Comme le capitaine Peleg, le capitaine Bildad était un baleinier à la retraite, fortune faite. Mais au contraire du capitaine Peleg, qui lui se moquait complètement de ce qu’on appelle les choses sérieuses et qui, à vrai dire, considérait ces mêmes choses sérieuses comme des broutilles, le capitaine Bildad non seulement avait été élevé selon les règles les plus strictes du quakerisme de la secte de Nantucket mais ni toute sa vie passée sur l’Océan, ni la vue, aux environs du cap Horn, de superbes créatures nues, ni rien de tout cela n’avait changé d’un iota ce quaker né comme cela, n’avait en rien adouci les angles de sa veste. En dépit de ces données inaltérables, l’honorable capitaine Bildad manquait passablement de simple logique. Bien que refusant, par scrupules de conscience, de porter les armes contre de terrestres envahisseurs, lui-même avait envahi sans que rien puisse le retenir, l’Atlantique et le Pacifique et, bien qu’ennemi juré du sang versé, il avait pourtant, dans son manteau étroit, répandu à flots celui du léviathan. Comment le pieux Bildad, au soir contemplatif de sa vie, réconciliait-il ces faits dans son souvenir, je ne sais; mais cela ne semblait pas l’inquiéter outre mesure, et il en était très probablement venu à la conclusion sage et raisonnable que la religion d’un homme est une chose et que ce monde positif en est une autre. Ce monde paie des dividendes. Passant de mousse de carré, vêtu de court et de gris, au rang de harponneur habillé d’un large gilet en ventre d’alose, puis à celui de chef de pirogue, de second, de capitaine pour devenir enfin commanditaire, Bildad, je l’ai déjà dit, avait mis un terme à sa carrière aventureuse en abandonnant toute activité au bel âge de soixante ans, vouant le restant de ses jours à la douceur d’encaisser un revenu bien gagné.

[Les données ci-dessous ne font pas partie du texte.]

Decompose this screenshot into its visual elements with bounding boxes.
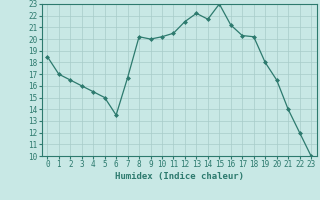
X-axis label: Humidex (Indice chaleur): Humidex (Indice chaleur) bbox=[115, 172, 244, 181]
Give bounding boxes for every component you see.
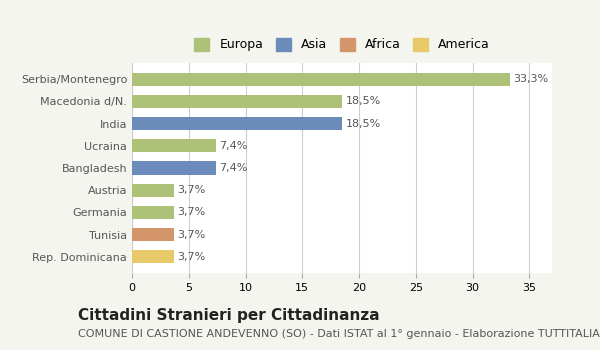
Text: 7,4%: 7,4%: [220, 163, 248, 173]
Text: 3,7%: 3,7%: [178, 230, 206, 240]
Text: 33,3%: 33,3%: [514, 74, 548, 84]
Bar: [132, 206, 174, 219]
Bar: [132, 250, 174, 264]
Bar: [132, 95, 342, 108]
Legend: Europa, Asia, Africa, America: Europa, Asia, Africa, America: [188, 32, 496, 58]
Bar: [132, 183, 174, 197]
Bar: [132, 117, 342, 130]
Text: 3,7%: 3,7%: [178, 208, 206, 217]
Bar: [132, 72, 510, 86]
Text: 3,7%: 3,7%: [178, 252, 206, 262]
Bar: [132, 228, 174, 241]
Text: Cittadini Stranieri per Cittadinanza: Cittadini Stranieri per Cittadinanza: [78, 308, 380, 323]
Bar: [132, 161, 216, 175]
Text: 3,7%: 3,7%: [178, 185, 206, 195]
Text: 7,4%: 7,4%: [220, 141, 248, 151]
Text: COMUNE DI CASTIONE ANDEVENNO (SO) - Dati ISTAT al 1° gennaio - Elaborazione TUTT: COMUNE DI CASTIONE ANDEVENNO (SO) - Dati…: [78, 329, 600, 339]
Text: 18,5%: 18,5%: [346, 119, 380, 128]
Bar: [132, 139, 216, 153]
Text: 18,5%: 18,5%: [346, 96, 380, 106]
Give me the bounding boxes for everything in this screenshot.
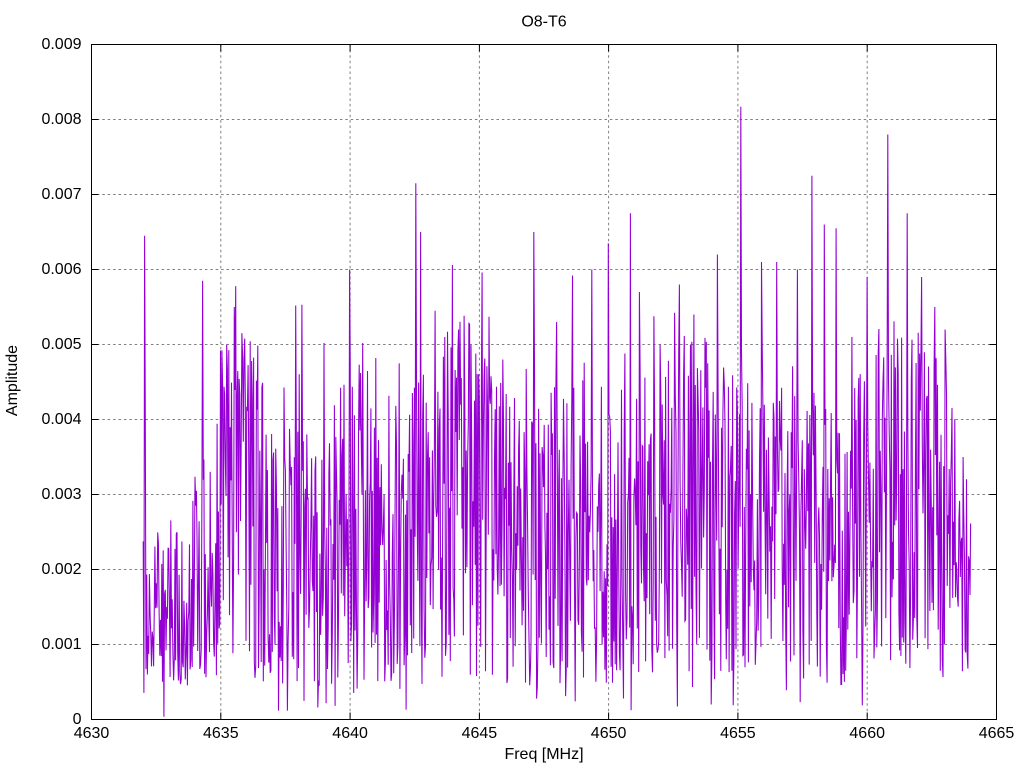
svg-text:0: 0 (73, 711, 82, 728)
svg-text:0.003: 0.003 (41, 486, 81, 503)
svg-text:0.008: 0.008 (41, 111, 81, 128)
svg-text:0.007: 0.007 (41, 186, 81, 203)
svg-text:4655: 4655 (720, 725, 756, 742)
svg-text:4630: 4630 (74, 725, 110, 742)
svg-text:4650: 4650 (591, 725, 627, 742)
svg-text:0.004: 0.004 (41, 411, 81, 428)
svg-text:0.009: 0.009 (41, 36, 81, 53)
svg-text:4635: 4635 (203, 725, 239, 742)
svg-text:4640: 4640 (332, 725, 368, 742)
svg-text:0.002: 0.002 (41, 561, 81, 578)
svg-text:0.001: 0.001 (41, 636, 81, 653)
svg-text:4665: 4665 (979, 725, 1015, 742)
svg-text:Freq [MHz]: Freq [MHz] (504, 746, 583, 763)
svg-text:O8-T6: O8-T6 (521, 14, 566, 31)
svg-text:0.006: 0.006 (41, 261, 81, 278)
svg-text:4645: 4645 (462, 725, 498, 742)
svg-text:Amplitude: Amplitude (4, 345, 21, 416)
svg-text:4660: 4660 (849, 725, 885, 742)
svg-text:0.005: 0.005 (41, 336, 81, 353)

Maintenant, j’ai le regret de le dire, Bildad avait la réputation d’être un vieil avare incorrigible et passait pour avoir été, du temps où il naviguait, un tyran implacable. On m’a raconté à Nantucket, bien que cela paraisse sans aucun doute une curieuse histoire, que lorsqu’il était maître à bord du vieux navire-baleinier Catgut, son équipage, en débarquant, avait été emmené presque au complet à l’hôpital, cruellement épuisé et usé. Pour un homme pieux, qui plus est pour un quaker, il avait plutôt le cœur dur, c’est le moins qu’on en puisse dire. Jamais il n’injuriait ses hommes, mais il avait une façon à lui de les soumettre aux travaux forcés, avec une cruelle démesure. Lorsque Bildad était second, sentir son œil terne vous fixer intensément vous rendait fou de nervosité jusqu’à ce que vous puissiez faire main basse sur n’importe quoi: un marteau ou un épissoir, et vous mettre au travail, comme un forcené, à une chose ou à une autre, peu importe quoi. L’indolence et la paresse tombaient mortes devant lui. Sa propre personne était l’incarnation parfaite de la parcimonie. Son long corps étique ne comportait aucune chair superflue, aucune barbe superflue, son menton s’ornant d’un poil doux ratissé à l’économie, semblable au velours élimé de son chapeau à larges bords.
Telle était la personne que je trouvai assise sur la barre d’arcasse après avoir suivi le capitaine Peleg dans la cabine. L’espace entre les ponts était étroit, et le vieux Bildad se tenait assis là, droit comme un i, car il s’asseyait toujours ainsi sans s’appuyer jamais comme s’il eût voulu ménager les basques de son vêtement. Son chapeau était posé à côté de lui, il tenait ses jambes croisées avec raideur, sa veste de drap était boutonnée jusqu’au cou et, les lunettes sur le nez, il paraissait absorbé dans la lecture d’un volume imposant.
– Bildad, s’écria le capitaine Peleg, je t’y reprends, Bildad, hein? Voilà maintenant trente ans, à ma connaissance certaine, que tu étudies ces Écritures. Où en es-tu, Bildad?
Comme s’il était habitué depuis longtemps à un langage aussi profane de la part de son vieux compagnon de bord, Bildad, sans relever son manque de respect, leva tranquillement les yeux et, me voyant, les reporta interrogativement sur Peleg.
– Il dit qu’il est notre homme, Bildad, dit Peleg. Il veut embarquer.
– Le veux-tu? me demanda Bildad d’une voix caverneuse en se tournant vers moi.
– Si tu le veux bien, répondis-je, le tutoyant sans m’en rendre compte, tant il était quaker jusqu’au bout des ongles.
– Que penses-tu de lui, Bildad? demanda Peleg.
– Il fera l’affaire, répondit Bildad, en m’examinant, et il se remit à déchiffrer son livre en marmottant de manière presque audible.